Friday Performance Pick – 402

Finzi, Five Bagatelles (3 and 4)

finzi
Portrait of Gerald Finzi, by Angus McBean.

The music of Gerald Finzi (1901-1956) in many ways follows the style of his fellow British composers Sir Edward Elgar and his friend Ralph Vaughan Williams. Best known for his choral works and songs, Finzi’s Five Bagatelles, written for clarinet and piano, is one of his few chamber works and the only work in that category that is regularly performed.

Finzi studied with Ernest Farrar from 1914 to 1916 and was deeply affected by Farrar’s death in combat during World War I. His father died when Finzi was 7 years old, and his three elder brothers also died before the end of World War I (one from suicide, one from pneumonia, and one in combat). These events are said to have deepened Finzi’s introspective nature and given him a strong sense of life’s uncertainties.
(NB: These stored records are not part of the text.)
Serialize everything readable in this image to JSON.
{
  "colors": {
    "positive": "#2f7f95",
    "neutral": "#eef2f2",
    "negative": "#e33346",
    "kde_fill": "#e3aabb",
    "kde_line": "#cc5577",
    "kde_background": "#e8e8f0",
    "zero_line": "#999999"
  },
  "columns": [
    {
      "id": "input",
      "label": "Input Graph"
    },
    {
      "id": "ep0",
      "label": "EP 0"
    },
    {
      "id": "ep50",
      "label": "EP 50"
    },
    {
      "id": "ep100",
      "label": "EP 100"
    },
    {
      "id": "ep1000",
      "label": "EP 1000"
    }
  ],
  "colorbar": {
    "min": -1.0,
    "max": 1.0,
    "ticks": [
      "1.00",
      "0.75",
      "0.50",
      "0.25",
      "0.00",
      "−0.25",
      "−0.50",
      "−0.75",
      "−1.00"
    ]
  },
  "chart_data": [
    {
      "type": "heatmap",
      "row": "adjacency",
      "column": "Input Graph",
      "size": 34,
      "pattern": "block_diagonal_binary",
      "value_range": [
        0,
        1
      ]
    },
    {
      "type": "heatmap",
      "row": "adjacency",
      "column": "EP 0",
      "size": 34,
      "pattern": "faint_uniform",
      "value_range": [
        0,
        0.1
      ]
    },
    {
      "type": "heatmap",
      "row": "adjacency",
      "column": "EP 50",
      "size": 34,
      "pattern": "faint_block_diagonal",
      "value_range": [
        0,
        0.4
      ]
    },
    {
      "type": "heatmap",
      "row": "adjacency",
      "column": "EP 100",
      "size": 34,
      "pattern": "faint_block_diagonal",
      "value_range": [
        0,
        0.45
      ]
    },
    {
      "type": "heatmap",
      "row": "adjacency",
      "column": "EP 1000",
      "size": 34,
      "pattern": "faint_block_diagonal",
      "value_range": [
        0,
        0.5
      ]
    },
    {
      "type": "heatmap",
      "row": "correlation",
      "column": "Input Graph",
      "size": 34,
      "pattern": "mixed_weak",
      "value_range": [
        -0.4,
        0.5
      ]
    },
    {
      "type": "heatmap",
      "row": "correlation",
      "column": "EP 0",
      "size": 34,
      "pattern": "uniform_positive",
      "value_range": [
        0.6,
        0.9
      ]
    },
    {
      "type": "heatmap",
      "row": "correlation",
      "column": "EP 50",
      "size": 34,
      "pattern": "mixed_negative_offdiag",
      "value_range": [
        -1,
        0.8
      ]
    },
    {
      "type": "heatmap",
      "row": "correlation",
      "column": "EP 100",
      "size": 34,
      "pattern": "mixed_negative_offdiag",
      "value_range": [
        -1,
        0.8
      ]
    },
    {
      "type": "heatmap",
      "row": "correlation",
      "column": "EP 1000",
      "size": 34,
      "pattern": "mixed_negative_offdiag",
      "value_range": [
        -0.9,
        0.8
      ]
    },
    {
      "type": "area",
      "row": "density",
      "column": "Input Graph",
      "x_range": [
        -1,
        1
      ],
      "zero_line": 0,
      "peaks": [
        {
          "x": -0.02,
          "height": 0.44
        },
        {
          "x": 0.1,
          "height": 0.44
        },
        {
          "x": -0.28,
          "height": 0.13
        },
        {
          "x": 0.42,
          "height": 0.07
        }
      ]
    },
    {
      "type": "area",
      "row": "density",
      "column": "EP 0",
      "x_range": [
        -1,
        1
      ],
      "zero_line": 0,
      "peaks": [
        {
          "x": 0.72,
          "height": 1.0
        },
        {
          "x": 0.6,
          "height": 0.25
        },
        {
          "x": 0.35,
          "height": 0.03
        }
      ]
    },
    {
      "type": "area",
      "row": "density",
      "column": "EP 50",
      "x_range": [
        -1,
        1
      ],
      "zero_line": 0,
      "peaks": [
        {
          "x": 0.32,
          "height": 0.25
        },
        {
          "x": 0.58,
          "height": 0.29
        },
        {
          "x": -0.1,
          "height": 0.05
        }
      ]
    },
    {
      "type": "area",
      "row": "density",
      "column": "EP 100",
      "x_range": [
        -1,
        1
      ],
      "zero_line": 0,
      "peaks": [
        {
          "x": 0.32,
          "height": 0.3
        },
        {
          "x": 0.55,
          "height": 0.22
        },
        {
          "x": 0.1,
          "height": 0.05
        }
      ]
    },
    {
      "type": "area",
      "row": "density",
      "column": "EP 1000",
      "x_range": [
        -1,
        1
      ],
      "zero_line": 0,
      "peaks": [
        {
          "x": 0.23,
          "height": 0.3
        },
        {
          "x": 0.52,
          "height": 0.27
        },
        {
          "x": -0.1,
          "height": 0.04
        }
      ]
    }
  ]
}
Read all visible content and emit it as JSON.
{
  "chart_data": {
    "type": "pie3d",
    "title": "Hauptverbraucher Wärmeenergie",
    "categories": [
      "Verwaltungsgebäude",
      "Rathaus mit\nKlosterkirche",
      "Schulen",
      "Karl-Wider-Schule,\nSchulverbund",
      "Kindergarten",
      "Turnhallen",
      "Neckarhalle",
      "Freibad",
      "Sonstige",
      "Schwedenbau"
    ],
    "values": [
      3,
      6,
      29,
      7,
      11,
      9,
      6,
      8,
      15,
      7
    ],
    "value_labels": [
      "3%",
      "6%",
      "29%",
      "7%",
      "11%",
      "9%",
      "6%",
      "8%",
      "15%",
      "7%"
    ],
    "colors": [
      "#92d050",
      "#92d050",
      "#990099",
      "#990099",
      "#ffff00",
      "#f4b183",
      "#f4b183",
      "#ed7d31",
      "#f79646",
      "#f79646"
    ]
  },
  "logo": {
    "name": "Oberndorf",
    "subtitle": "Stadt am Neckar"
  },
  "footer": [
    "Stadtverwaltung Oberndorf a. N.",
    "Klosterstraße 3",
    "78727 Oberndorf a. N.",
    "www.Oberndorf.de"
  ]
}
Like Vaughan Williams, Finzi had a strong interest in English folk melodies and the English countryside. Although born in London, in 1922 he moved to Gloucestershire (home of Vaughan Williams and near the home of Elgar). Vaughan Williams helped him secure a teaching post at the Royal Academy of Music from 1930 to 1933. Finzi then moved to Ashmansworth where he became proficient in apple farming. His scholarly interests extended to English poetry, 18th-century English music, and the history of English song. Many of Finzi’s songs are based on the poetry of Thomas Hardy.

This performance includes two of the Five Bagatelles, which can serve as a good introduction to the folk-like lyricism that permeates much of Finzi’s writing. We will have to return soon to some of his songs.